Falsely briefed of working in Red Cross hospitals away from the fighting,[1][2] the Himeyuri students were instead positioned on the front lines performing crude surgery and amputations, burying the dead, transporting ammunition and supplies to front-line troops, and other life-threatening duties under continuous fire throughout the nearly three-month battle.[3] Near the end of the Okinawan battle, those still alive endured disease and malnutrition in dark caves filled with countless gravely injured and dead civilians, soldiers, and co-students.[4]

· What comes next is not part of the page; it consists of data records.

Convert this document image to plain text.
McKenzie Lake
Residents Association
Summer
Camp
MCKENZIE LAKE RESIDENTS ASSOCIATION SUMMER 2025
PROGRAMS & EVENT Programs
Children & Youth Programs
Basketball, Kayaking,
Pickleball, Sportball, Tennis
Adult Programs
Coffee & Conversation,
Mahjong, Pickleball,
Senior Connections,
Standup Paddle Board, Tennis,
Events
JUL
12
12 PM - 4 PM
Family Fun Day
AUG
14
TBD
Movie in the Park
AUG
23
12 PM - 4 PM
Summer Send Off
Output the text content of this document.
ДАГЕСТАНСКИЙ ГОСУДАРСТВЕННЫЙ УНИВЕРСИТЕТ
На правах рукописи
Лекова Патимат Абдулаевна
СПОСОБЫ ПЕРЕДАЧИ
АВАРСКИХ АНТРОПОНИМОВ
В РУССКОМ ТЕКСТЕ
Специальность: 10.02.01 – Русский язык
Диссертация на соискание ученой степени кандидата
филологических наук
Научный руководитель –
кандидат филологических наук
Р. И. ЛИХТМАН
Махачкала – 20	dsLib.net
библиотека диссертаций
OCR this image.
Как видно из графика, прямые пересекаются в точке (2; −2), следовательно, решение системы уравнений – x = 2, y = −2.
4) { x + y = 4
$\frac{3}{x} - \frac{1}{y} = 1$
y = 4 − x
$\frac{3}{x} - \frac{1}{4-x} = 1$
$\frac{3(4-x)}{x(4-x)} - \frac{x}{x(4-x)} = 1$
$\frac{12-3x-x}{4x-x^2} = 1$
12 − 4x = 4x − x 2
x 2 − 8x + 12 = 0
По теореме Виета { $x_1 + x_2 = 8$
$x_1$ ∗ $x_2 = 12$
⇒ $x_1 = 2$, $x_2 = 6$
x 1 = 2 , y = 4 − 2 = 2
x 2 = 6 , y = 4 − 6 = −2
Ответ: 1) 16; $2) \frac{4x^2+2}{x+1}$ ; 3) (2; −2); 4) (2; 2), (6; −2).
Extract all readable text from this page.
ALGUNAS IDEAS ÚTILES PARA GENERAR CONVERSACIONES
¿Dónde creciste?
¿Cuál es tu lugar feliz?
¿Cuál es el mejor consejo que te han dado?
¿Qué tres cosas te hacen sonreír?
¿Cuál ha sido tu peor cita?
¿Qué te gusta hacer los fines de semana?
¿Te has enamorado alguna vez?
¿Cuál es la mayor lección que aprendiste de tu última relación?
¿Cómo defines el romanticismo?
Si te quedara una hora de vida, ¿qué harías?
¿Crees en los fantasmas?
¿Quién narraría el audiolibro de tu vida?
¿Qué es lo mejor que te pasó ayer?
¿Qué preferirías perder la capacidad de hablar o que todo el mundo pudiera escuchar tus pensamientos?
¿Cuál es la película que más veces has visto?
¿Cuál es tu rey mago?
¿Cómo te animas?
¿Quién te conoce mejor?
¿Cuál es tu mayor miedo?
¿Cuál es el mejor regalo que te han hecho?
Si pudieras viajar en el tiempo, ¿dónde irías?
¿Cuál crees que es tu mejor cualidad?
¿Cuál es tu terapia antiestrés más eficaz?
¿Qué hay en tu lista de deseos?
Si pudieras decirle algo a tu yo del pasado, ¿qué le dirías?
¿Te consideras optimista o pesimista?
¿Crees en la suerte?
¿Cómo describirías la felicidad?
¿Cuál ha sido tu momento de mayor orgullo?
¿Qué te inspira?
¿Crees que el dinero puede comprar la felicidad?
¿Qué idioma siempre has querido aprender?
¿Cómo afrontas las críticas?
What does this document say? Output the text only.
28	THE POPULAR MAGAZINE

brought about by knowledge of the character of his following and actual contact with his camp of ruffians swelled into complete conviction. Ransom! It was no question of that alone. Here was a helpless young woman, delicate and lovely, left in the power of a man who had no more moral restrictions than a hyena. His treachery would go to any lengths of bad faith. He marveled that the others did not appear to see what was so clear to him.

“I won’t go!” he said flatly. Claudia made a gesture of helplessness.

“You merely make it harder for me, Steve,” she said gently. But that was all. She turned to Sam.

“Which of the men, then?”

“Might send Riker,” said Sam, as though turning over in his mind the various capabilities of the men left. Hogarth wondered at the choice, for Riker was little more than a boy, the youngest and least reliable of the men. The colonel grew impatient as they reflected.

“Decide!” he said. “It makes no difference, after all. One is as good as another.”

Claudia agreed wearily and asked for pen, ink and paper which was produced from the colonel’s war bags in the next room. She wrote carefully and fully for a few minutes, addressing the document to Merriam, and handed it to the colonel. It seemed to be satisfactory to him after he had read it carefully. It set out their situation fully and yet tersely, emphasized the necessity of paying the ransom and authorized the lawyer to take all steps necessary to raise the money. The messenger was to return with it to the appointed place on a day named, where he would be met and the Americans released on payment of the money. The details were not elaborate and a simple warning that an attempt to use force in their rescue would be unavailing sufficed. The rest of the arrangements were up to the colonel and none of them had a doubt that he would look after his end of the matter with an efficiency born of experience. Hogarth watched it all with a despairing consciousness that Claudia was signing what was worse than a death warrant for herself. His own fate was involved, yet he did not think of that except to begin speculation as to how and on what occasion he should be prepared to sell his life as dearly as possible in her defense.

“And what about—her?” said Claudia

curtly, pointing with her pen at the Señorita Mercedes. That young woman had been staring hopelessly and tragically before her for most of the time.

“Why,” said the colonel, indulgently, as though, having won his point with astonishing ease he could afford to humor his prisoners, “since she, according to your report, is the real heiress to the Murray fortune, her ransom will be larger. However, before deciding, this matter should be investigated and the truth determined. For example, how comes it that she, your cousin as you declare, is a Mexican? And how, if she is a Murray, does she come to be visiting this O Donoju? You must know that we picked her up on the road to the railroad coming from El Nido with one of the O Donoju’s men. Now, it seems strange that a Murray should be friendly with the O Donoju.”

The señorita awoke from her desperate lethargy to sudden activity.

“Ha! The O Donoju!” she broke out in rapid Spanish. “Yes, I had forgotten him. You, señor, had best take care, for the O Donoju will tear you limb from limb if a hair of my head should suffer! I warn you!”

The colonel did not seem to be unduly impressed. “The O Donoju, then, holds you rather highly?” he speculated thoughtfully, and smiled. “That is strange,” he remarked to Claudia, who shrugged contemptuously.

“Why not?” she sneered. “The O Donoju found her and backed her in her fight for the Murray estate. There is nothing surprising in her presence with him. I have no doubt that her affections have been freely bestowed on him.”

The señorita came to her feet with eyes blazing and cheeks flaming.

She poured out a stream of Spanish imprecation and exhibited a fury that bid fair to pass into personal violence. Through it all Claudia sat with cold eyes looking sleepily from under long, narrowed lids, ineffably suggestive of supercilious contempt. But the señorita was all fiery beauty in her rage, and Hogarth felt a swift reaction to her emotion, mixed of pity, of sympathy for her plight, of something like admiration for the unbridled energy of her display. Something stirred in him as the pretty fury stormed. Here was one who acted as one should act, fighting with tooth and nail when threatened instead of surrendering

Up until the Himeyuri unit was dissolved, 19 students had been killed. On June 18, 1945, a rough dissolution order was given to the unit. Told simply to "go home" amidst total war, the schoolgirls suffered a high casualty rate in the crossfire of Japanese and American forces.[4][5] In the early hours of the next day (June 19), 5 teachers and 46 students hiding inside the Ihara third surgery shelter were killed by white phosphorus munitions during an attack by US forces.[6]

In the week following the dissolution order, approximately 80% of the girls and their teachers remaining on Okinawa Island died. 136 of the Himeyuri unit mobilised into the Haebaru Army Field Hospital were killed, 123 of the students and 13 teachers. Overall, 211 students and 16 teachers were killed, including those not mobilised.[5]

Some committed suicide in various ways because of fear of systematic rape by US soldiers. Before the fighting could end, some students threw themselves off the jagged cliffs of the Arasaki seashore or poisoned themselves with cyanide (earlier administered to soldiers in terminal condition), while others killed themselves with hand grenades given to them by Japanese soldiers.[7]